The foundation of every song is Brian’s writing — his lyrics, melodies, and unpublished recordings form the blueprint that guides both Dawson’s and Sadie’s performances. But the creative vision for This Long Broken Road was never about centering Brian’s own voice as the final medium. Instead, it was about letting the songs breathe through distinct personas that could carry different shades of meaning.

Dawson gives grit, weight, and the sound of the road well-traveled. Sadie brings warmth, tenderness, and a different kind of strength. Together they reveal more than Brian’s single voice ever could — showing how the same truths can live in multiple voices and resonate in different ways. The decision wasn’t to hide the songwriter, but to let the songs themselves take center stage.

Is Brian afraid to release the original tracks he recorded? Can he sing?

Yes — Brian can sing. The choice not to release his own vocal tracks wasn’t about ability, but about intention. These songs are deeply personal, and in some cases painful. Releasing his own raw performances would have changed how he, and others, experienced them. Instead of being immersed in the story, he would always be hearing his own voice, reliving the wounds behind the words.

By shaping the songs through Dawson and Sadie, Brian is able to step back and experience the music as a listener, too — to feel the emotion and meaning without the distraction of his own reflection in the sound. It may sound unusual, but it allows the songs to stand apart from the songwriter, carrying their truths in voices that let the stories breathe freely.

Isn’t it unusual to release two full versions of the same album?

It is unusual — and that’s the point. This Long Broken Road is about the stories we carry, and sometimes those stories sound different depending on who tells them. Releasing both versions invites listeners to choose the voice that resonates most, or to walk both roads and discover the contrasts. It’s an experiment, but one rooted in the spirit of the songs themselves.

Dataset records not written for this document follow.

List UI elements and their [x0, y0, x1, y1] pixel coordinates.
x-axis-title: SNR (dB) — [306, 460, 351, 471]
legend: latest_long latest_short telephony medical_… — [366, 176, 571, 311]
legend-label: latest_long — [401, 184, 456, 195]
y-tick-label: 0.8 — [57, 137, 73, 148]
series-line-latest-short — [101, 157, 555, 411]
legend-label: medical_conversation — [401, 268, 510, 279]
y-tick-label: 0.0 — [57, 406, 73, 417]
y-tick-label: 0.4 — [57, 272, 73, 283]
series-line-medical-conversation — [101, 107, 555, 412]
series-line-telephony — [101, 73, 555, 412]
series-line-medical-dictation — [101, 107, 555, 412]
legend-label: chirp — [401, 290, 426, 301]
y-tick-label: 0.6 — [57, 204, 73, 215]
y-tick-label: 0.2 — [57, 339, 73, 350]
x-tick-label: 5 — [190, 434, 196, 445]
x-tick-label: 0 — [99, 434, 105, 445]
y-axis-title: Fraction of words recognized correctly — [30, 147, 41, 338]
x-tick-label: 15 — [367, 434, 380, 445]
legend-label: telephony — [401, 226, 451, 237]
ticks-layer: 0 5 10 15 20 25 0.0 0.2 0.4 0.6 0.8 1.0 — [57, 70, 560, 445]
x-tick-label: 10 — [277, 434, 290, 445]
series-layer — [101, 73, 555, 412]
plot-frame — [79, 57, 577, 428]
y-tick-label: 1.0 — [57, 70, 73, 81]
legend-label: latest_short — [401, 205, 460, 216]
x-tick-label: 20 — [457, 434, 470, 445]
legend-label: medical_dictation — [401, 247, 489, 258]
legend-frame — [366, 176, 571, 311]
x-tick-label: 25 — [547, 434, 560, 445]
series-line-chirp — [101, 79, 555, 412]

What do you hope listeners take away from hearing Dawson and Sadie side by side?

That music is alive. A lyric, a melody, a chord — they aren’t frozen on a page, they breathe differently depending on who sings them. Dawson gives one kind of power; Sadie gives another. If listeners walk away feeling they’ve heard the same truth told in two voices, then the project has done its job.

Is this meant to replace human singers?

Not at all. Dawson and Sadie are AI-driven voice personas — modern instruments shaped by Brian’s songwriting and blueprint recordings. They exist alongside the songwriter’s voice, spirit, and soul, not in place of them.

For the first time in history, songwriters can hear their songs realized in multiple voices without massive costs. This speeds up creative discovery and lets ideas be tested, refined, and expanded. What once required session singers and large budgets can now be explored freely — and that freedom can lead to better, more honest music in the long run. Dawson and Sadie aren’t here to replace singers. They’re here to show what’s possible when songs are allowed to breathe in more than one voice.